Safaricom’s Women in Technology (WIT) initiative has partnered with Technovation – a non-profit organization dedicated to inspiring women in technology and entrepreneurship – to launch the 2016 edition of the Technovation Challenge.

The women-led, innovation-based initiative is a 12-week app development and mentorship programme aimed at cultivating interest in Science, Technology, Engineering and Mathematics (STEM) studies, as well as igniting young girls’ interest in ICT careers.

Finalists will win tickets to present their ideas at a global event to be held in Silicon Valley, California, which aims to promote technology entrepreneurship.

“Mobile has the ability to transform lives in ways no other technology can. By giving young girls an incentive to apply themselves to the issues they face using technology, we hope to nurture the next generation of home-grown innovators,” said Bob Collymore, CEO, Safaricom.

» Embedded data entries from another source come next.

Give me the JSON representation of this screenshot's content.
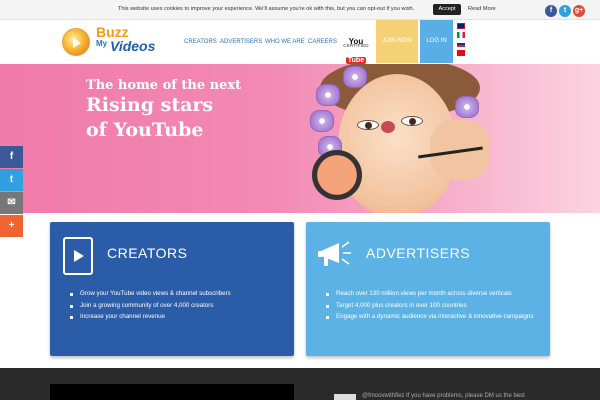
{
  "cookie_bar": {
    "message": "This website uses cookies to improve your experience. We'll assume you're ok with this, but you can opt-out if you wish.",
    "accept_label": "Accept",
    "read_more_label": "Read More"
  },
  "social_top": [
    {
      "icon": "facebook-icon",
      "glyph": "f",
      "color": "#3b5998"
    },
    {
      "icon": "twitter-icon",
      "glyph": "t",
      "color": "#2fa0e0"
    },
    {
      "icon": "google-plus-icon",
      "glyph": "g+",
      "color": "#dd4b39"
    }
  ],
  "header": {
    "logo_buzz": "Buzz",
    "logo_my": "My",
    "logo_videos": "Videos",
    "nav": [
      "CREATORS",
      "ADVERTISERS",
      "WHO WE ARE",
      "CAREERS"
    ],
    "youtube_you": "You",
    "youtube_tube": "Tube",
    "youtube_certified": "CERTIFIED",
    "join_label": "JOIN NOW",
    "login_label": "LOG IN",
    "flags": [
      {
        "icon": "uk-flag-icon"
      },
      {
        "icon": "italy-flag-icon"
      },
      {
        "icon": "russia-flag-icon"
      },
      {
        "icon": "turkey-flag-icon"
      }
    ]
  },
  "hero": {
    "line1": "The home of the next",
    "line2": "Rising stars",
    "line3": "of YouTube"
  },
  "share_bar": [
    {
      "icon": "facebook-share-icon",
      "glyph": "f",
      "color": "#3b5998"
    },
    {
      "icon": "twitter-share-icon",
      "glyph": "t",
      "color": "#2fa0e0"
    },
    {
      "icon": "email-share-icon",
      "glyph": "✉",
      "color": "#777777"
    },
    {
      "icon": "more-share-icon",
      "glyph": "+",
      "color": "#f0652f"
    }
  ],
  "creators": {
    "title": "CREATORS",
    "icon": "tablet-play-icon",
    "bullets": [
      "Grow your YouTube video views & channel subscribers",
      "Join a growing community of over 4,000 creators",
      "Increase your channel revenue"
    ]
  },
  "advertisers": {
    "title": "ADVERTISERS",
    "icon": "megaphone-icon",
    "bullets": [
      "Reach over 130 million views per month across diverse verticals",
      "Target 4,000 plus creators in over 100 countries",
      "Engage with a dynamic audience via interactive & innovative campaigns"
    ]
  },
  "footer": {
    "tweet_text": "@fmoovwithfiez If you have problems, please DM us the best"
  },
  "colors": {
    "brand_blue": "#2b5ca7",
    "light_blue": "#5cb2e4",
    "join_yellow": "#f3d174",
    "hero_pink": "#f07aaa"
  }
}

This year’s three-month program will see girls from 11 high schools work in teams of four to five to identify a challenge affecting a specific group of people. They will then be asked to develop a mobile-phone based application that offers a sustainable solution.

Since 2014, over 700 high school students in over 22 schools have participated in the program.

Finalists get the chance to travel to the US for the global finals, where the winner stands a chance to win $10,000 for further development and marketing of the app.

At Safaricom, the program is run by the company’s Women in Technology imitative, which seeks to boost the number of employed women working in technical positions. The program has managed to record significant milestones since its launch.

“Safaricom currently has more women in senior roles in technology (18%) than the industry average across Africa (11%)[i]. There are opportunities to extend those numbers as an industry by engaging more women to participate in the field,” said Mr. Collymore.

Last year’s winners, Sheikh Khalifa Bin Zayed Secondary School from Mombasa, made it to the semi-finals in the global competition held in Silicon Valley.

Their mobile application – Gold in Garbage – teaches users how to recycle garbage, make money from recycling and links users to bodies interested in recycling.

The Technovation Challenge is the only competition of its kind in Kenya, and is fully sponsored by Safaricom Women in Technology.

Globally, the Technovation Challenge aims to create awareness, education opportunities and provide inspiration to girls and young women in the pursuit of careers in the field of STEM.